Enceladus plumes may reveal pH clues about its subsurface ocean.

A Japanese study used laboratory simulations of frozen plume deposits and Raman spectroscopy to identify carbonate minerals and distinguish pH differences, suggesting the method may be used to estimate the alkalinity of Enceladus' subsurface ocean.

Scientists from Japan tested whether Raman spectroscopy can be used to estimate the pH of Enceladus' subsurface ocean by analyzing plume deposits on the moon's surface. The team ran laboratory experiments that simulated salty plume fluid evaporating in vacuum and then freezing, leaving salt and carbonate residues. Raman instruments were configured to mimic how they would operate on a space mission and were used to detect carbonate minerals in those residues.
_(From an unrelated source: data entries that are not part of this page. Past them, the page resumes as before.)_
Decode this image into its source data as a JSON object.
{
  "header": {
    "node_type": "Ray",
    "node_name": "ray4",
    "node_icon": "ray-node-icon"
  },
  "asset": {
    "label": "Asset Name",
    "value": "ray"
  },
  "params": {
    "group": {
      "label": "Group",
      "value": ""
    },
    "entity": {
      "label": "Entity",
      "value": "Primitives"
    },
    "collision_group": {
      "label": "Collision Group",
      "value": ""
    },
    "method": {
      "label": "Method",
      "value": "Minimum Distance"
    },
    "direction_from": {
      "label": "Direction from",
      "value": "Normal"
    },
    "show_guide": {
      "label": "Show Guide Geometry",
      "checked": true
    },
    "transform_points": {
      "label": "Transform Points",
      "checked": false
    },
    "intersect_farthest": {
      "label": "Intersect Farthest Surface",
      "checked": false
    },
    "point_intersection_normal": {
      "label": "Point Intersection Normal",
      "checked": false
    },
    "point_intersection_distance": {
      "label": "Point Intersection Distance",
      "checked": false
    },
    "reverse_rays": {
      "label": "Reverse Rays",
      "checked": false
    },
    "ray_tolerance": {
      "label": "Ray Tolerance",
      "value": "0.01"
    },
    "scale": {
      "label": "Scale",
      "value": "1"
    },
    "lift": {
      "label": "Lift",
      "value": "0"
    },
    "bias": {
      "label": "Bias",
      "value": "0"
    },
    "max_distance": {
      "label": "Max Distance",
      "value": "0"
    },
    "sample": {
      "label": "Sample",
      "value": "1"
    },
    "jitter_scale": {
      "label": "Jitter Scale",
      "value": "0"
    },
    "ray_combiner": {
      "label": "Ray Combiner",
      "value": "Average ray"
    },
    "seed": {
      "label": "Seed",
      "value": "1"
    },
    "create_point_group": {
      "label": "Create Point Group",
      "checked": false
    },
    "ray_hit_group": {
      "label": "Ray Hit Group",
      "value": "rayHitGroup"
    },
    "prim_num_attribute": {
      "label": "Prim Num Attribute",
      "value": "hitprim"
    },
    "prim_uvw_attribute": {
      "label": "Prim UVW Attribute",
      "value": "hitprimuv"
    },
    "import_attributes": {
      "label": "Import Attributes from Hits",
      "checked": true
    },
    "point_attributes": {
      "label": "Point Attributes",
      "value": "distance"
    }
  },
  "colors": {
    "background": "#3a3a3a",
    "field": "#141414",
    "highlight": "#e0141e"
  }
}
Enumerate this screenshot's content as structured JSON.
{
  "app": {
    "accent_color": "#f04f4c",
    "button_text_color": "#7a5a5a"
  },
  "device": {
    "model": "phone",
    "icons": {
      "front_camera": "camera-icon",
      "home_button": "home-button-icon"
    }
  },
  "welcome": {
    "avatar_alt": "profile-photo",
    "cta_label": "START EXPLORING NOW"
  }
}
Cassini's earlier flybys revealed plumes from Enceladus' south pole that contain water, salts, organics, hydrogen and heat, which motivates efforts to learn more about the moon's ocean. Key findings: - The researchers prepared carbonate-rich salty fluid samples at different pH values and evaporated them in a vacuum chamber to leave salt deposits that were then frozen. - Raman spectroscopy instruments were configured to simulate spaceflight operation and were used to analyze the simulated surface deposits. - The instruments could identify carbonate minerals in the salt residues and distinguish differences consistent with weak to strong alkaline pH ranges reported for the plumes (about pH 8–12). - The study notes Raman spectroscopy has flight heritage, citing instruments such as SuperCam and SHERLOC on Perseverance and planned Raman instruments on ESA's ExoMars Rosalind Franklin and JAXA's MMX mission. - The authors conclude that in situ Raman observations of surface carbonates may enable qualitative estimates of the subsurface ocean pH. Summary: These laboratory results show Raman spectroscopy can detect carbonate minerals in simulated Enceladus plume deposits and can differentiate pH-related signatures in those salts. Undetermined at this time.